1. Compared to the last several centuries of hymns, the contemporary songs were, for the most part, poorly written. Gordon (the author of the blog) indicates that if less than 1% of Wesley’s hymns are still sung, how many of the contemporary songs will remain for the next generation?
2. A sizable portion of the contemporary songs are old songs set to new melodies. Why? It’s hard to write something as theologically accurate and hymnologically appealing as the old songs. Writing good music takes work.
3. Since there are only a few really good contemporary songs, they get sung over and over, until the church grows tired of them.
4. Since so many churches now use contemporary songs, it is no longer a drawing card. Those churches that depended on their music to draw a crowd now have to depend on other aspects of church life to draw or maintain their congregation.
5. Now that the novelty has worn off, the contemporary songs have to compete with the more traditional songs, something they are not that well equipped to do.
6. Contemporary worship music is the child of the boomer generation; it’s the continuation of Woodstock and the Jesus freaks of the 60’s.
7. The contemporary worship scene has still not figured out whether a worship team is there for the entertainment of the audience or to assist the congregation in singing praises to God.
8. The contemporary church has purposely set itself against historic Christianity, but even theologically untrained people sense the fact that they have a connection with God’s people of all ages.
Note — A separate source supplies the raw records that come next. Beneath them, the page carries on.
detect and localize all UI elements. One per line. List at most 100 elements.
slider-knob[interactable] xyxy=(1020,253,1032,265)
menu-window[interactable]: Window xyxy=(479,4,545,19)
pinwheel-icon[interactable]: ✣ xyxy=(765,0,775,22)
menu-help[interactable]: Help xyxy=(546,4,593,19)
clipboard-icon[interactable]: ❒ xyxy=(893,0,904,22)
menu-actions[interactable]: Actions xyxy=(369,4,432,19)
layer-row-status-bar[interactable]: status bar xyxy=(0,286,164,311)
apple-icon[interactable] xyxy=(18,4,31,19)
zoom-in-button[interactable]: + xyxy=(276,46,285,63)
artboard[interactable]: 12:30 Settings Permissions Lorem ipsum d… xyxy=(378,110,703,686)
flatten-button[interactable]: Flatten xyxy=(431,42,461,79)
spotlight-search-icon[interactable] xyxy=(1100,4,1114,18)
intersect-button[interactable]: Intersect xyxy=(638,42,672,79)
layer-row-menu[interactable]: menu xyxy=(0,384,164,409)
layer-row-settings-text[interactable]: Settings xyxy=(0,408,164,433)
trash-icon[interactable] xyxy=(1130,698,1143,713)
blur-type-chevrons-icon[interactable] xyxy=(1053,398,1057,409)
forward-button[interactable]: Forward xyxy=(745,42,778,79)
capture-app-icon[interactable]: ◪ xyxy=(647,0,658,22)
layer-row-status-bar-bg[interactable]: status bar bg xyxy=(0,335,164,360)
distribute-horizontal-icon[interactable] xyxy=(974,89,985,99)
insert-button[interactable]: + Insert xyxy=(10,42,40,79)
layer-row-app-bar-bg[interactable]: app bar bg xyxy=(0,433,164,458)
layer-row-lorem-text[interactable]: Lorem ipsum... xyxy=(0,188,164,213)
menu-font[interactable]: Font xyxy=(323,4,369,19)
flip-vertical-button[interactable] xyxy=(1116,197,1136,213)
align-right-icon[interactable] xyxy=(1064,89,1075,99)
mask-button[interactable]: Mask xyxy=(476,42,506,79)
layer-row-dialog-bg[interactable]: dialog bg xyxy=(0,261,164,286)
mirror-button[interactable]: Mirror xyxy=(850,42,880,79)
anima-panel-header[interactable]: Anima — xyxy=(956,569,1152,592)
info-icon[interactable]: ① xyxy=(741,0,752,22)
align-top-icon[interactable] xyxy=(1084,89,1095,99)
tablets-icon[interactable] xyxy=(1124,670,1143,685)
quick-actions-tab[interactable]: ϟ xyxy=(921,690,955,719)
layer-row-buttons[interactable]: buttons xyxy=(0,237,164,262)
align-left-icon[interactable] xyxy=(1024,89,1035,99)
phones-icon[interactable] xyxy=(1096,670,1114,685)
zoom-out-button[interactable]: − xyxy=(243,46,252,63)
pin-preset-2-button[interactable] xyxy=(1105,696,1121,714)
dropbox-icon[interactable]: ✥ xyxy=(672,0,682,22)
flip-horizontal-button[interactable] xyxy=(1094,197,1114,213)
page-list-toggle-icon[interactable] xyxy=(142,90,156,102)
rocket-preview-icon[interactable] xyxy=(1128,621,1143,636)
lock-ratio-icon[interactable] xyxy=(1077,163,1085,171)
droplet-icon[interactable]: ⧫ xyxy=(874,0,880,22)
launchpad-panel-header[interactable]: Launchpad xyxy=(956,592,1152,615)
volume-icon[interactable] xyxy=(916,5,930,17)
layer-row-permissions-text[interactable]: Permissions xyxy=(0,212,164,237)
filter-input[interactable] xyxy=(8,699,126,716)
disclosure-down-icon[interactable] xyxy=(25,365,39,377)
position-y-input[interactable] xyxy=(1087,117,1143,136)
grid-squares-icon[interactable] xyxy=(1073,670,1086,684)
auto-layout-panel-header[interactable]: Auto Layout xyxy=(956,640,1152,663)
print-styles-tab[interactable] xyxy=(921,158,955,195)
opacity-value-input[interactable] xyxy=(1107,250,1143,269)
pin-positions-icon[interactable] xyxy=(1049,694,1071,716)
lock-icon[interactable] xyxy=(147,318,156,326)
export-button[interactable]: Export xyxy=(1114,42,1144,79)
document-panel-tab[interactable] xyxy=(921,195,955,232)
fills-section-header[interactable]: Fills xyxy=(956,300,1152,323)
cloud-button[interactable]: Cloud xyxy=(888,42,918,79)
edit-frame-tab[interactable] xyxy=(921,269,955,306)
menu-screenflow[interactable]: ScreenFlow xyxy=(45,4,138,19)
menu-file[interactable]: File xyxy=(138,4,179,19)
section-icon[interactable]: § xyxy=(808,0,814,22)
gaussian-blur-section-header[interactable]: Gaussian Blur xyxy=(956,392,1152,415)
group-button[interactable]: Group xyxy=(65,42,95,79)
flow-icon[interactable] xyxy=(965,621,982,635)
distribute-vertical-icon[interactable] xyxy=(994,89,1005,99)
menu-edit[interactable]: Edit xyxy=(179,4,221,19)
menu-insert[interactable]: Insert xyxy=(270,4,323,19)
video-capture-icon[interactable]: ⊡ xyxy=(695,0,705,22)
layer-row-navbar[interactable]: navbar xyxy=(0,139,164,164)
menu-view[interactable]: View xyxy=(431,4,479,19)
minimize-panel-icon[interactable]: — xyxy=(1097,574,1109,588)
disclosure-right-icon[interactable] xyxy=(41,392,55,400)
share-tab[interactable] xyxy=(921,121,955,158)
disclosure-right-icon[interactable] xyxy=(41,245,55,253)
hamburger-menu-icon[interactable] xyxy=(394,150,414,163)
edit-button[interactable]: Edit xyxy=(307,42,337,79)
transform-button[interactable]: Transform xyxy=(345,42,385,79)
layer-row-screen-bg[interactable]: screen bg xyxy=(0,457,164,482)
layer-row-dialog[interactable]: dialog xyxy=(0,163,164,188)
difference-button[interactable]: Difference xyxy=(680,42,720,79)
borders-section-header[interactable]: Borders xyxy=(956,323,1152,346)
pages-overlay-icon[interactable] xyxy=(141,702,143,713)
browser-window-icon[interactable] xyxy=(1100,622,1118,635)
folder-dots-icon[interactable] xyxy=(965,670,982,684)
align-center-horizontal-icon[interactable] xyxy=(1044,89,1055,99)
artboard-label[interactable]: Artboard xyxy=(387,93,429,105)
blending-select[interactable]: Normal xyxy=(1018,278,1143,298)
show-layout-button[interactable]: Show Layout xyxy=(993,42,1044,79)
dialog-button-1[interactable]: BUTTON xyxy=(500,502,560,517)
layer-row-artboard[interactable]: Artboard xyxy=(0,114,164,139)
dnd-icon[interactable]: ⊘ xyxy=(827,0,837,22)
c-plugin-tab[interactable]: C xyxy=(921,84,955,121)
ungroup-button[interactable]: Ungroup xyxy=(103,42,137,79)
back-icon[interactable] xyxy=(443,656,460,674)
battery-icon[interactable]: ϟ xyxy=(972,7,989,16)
Contemporary worship is an oxymoron. The angels and believers have been worshipping God for generations, and that worship tends to be eschatological. Our songs have historically looked more to the future than to the present.
While you won’t agree with everything in this blog, it is an interesting discussion. I read recently in Christianity Today that an emerging church, in order to be different than the rest of the emerging churches in its neighborhood, did something “radically” out of the ordinary – they switched to a hymnbook for their song service!